Le tableau est grand, de format horizontal et il a gardé son cadre original à décor oriental. Sur la terrasse ombragée d’un vaste palais de marbre blanc, deux personnages discutent. De dos, assis sur le sol, le bras gauche plié sur la rambarde toute ajourée du balcon, un homme est vêtu d’une longue tunique orangée. Il est coiffé d’un turban blanc. Face à lui, une jeune femme, dans une robe multicolore, est allongée sur un lit fait d’un  plateau pris dans des pieds fins surmontés d’une forme ovoïde. Seuls les pieds et les bras de la jeune fille, avec leurs bracelets, émergent du costume. La tête est couverte d’un voile qui laisse quand même apparaître le visage et de nombreux bijoux. Deux souliers sont rangés parallèlement sous le lit de repos. La jeune femme a posé sa tête sur un coussin sur lequel elle a replié et joint ses deux bras. Le sol est fait de dalles blanches et la perspective à droite, faite de moucharabiehs, de clochetons et de colonnades, est de la même couleur étincelante. A gauche de la composition, une palmeraie touffue est traitée avec des effets d’irisations que viennent à peine transpercer quelques ouvertures sur le ciel d’un bleu intense. Répétant le couple de la princesse et de son confident, deux perruches bleues sont posées sur le muret, entre terrasse et jardin.

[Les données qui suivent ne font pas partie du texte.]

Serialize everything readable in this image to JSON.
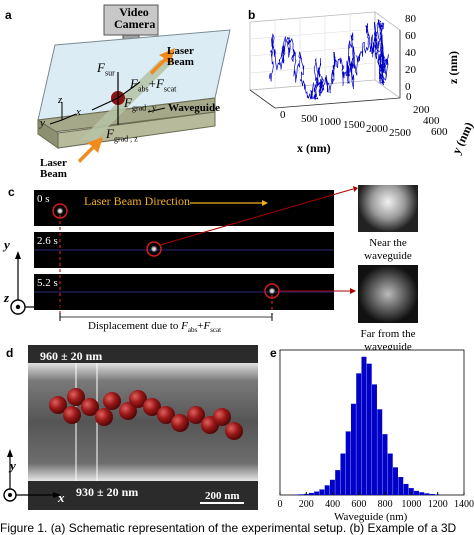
{
  "panels": {
    "a": {
      "label": "a",
      "camera": [
        "Video",
        "Camera"
      ],
      "laser_top": [
        "Laser",
        "Beam"
      ],
      "laser_bottom": [
        "Laser",
        "Beam"
      ],
      "waveguide": "Waveguide",
      "f_sur": "F",
      "f_sur_sub": "sur",
      "f_abs": "F",
      "f_abs_sub": "abs",
      "plus": "+",
      "f_scat": "F",
      "f_scat_sub": "scat",
      "f_grad_y": "F",
      "f_grad_y_sub": "grad , y",
      "f_grad_z": "F",
      "f_grad_z_sub": "grad , z",
      "axis_x": "x",
      "axis_y": "y",
      "axis_z": "z"
    },
    "b": {
      "label": "b",
      "x_label": "x (nm)",
      "y_label": "y (nm)",
      "z_label": "z (nm)",
      "x_ticks": [
        "0",
        "500",
        "1000",
        "1500",
        "2000",
        "2500"
      ],
      "y_ticks": [
        "0",
        "200",
        "400",
        "600"
      ],
      "z_ticks": [
        "0",
        "20",
        "40",
        "60",
        "80"
      ]
    },
    "c": {
      "label": "c",
      "times": [
        "0 s",
        "2.6 s",
        "5.2 s"
      ],
      "direction": "Laser Beam Direction",
      "near": [
        "Near the",
        "waveguide"
      ],
      "far": [
        "Far from the",
        "waveguide"
      ],
      "displacement": "Displacement due to",
      "axis_y": "y",
      "axis_z": "z",
      "axis_x": "x"
    },
    "d": {
      "label": "d",
      "top_width": "960 ± 20 nm",
      "bottom_width": "930 ± 20 nm",
      "scale": "200 nm",
      "axis_y": "y",
      "axis_x": "x"
    },
    "e": {
      "label": "e",
      "x_label": "Waveguide (nm)",
      "x_ticks": [
        "0",
        "200",
        "400",
        "600",
        "800",
        "1000",
        "1200",
        "1400"
      ]
    }
  },
  "caption": "Figure 1. (a) Schematic representation of the experimental setup. (b) Example of a 3D",
  "colors": {
    "blue": "#0000c8",
    "particle": "#8a1414",
    "laser": "#f08a1c",
    "red_circle": "#d21e1e"
  },
  "chart_data": [
    {
      "type": "bar",
      "title": "",
      "xlabel": "Waveguide (nm)",
      "ylabel": "",
      "xlim": [
        0,
        1400
      ],
      "bin_width": 40,
      "x": [
        120,
        160,
        200,
        240,
        280,
        320,
        360,
        400,
        440,
        480,
        520,
        560,
        600,
        640,
        680,
        720,
        760,
        800,
        840,
        880,
        920,
        960,
        1000,
        1040,
        1080,
        1120,
        1160,
        1200
      ],
      "values": [
        0.3,
        0.5,
        0.8,
        1.5,
        2.5,
        4,
        7,
        11,
        18,
        30,
        46,
        66,
        88,
        100,
        95,
        80,
        62,
        44,
        30,
        20,
        13,
        8,
        5,
        3,
        2,
        1.2,
        0.7,
        0.4
      ]
    },
    {
      "type": "line",
      "title": "",
      "xlabel": "x (nm)",
      "ylabel": "y (nm)",
      "zlabel": "z (nm)",
      "xlim": [
        0,
        2500
      ],
      "ylim": [
        0,
        600
      ],
      "zlim": [
        0,
        80
      ]
    }
  ]
}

Ce tableau plein de charme fut présenté à Paris, au Salon de 1903 où il fut vraisemblablement acquis par le négociant textile roubaisien, Henri Selosse qui le légua au musée en 1924. Il est l’œuvre d’un peintre américain qui passa la plus grande partie de sa vie en France où il était venu, en 1870, suivre l’enseignement de Gérôme et de Bonnat. Parmi les dernières œuvres de Weeks, La princesse du Bengale doit être rattachée à ses évocation du continent indien où l’artiste fit deux séjours, en 1882 et en 1892 pour répondre à une proposition du Harper’s Magazine qui souhaitait publier le récit illustré de ce périple.

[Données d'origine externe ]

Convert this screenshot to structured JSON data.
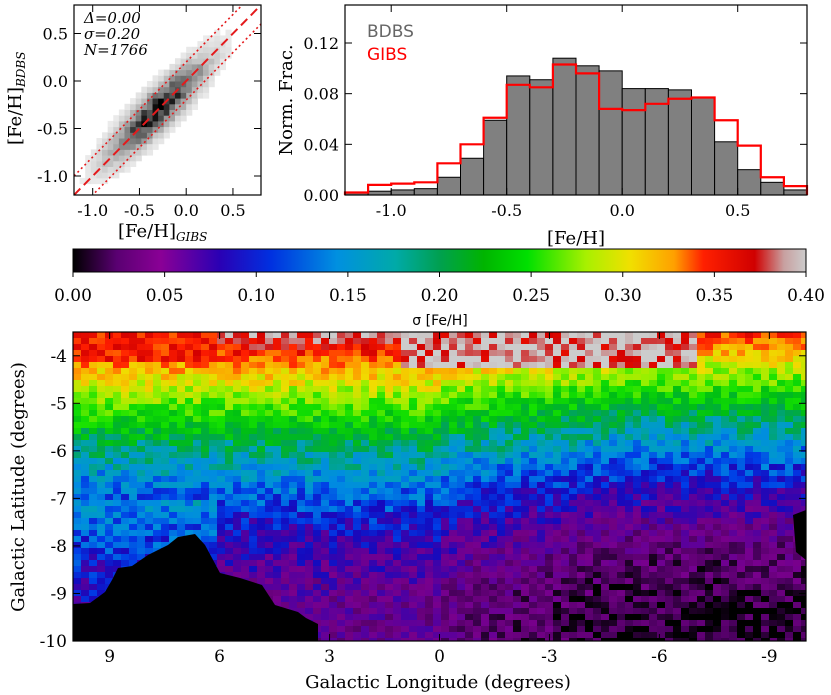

L’orientalisme prend ici l’aspect d’une romance. La palette claire est empruntée à l’impressionnisme qui triomphe alors et qui est adapté à une scène de genre conventionnelle. Le traitement de la lumière est remarquable et crée une impression de chaleur et de torpeur exotiques. La place du palais qui semble ne jamais s’achever et la solitude protégée du couple aux riches costumes expriment un luxe romanesque qui est l’une des constantes de l’orientalisme dont Weeks est assurément un maître pour l’art américain du XIXème siècle.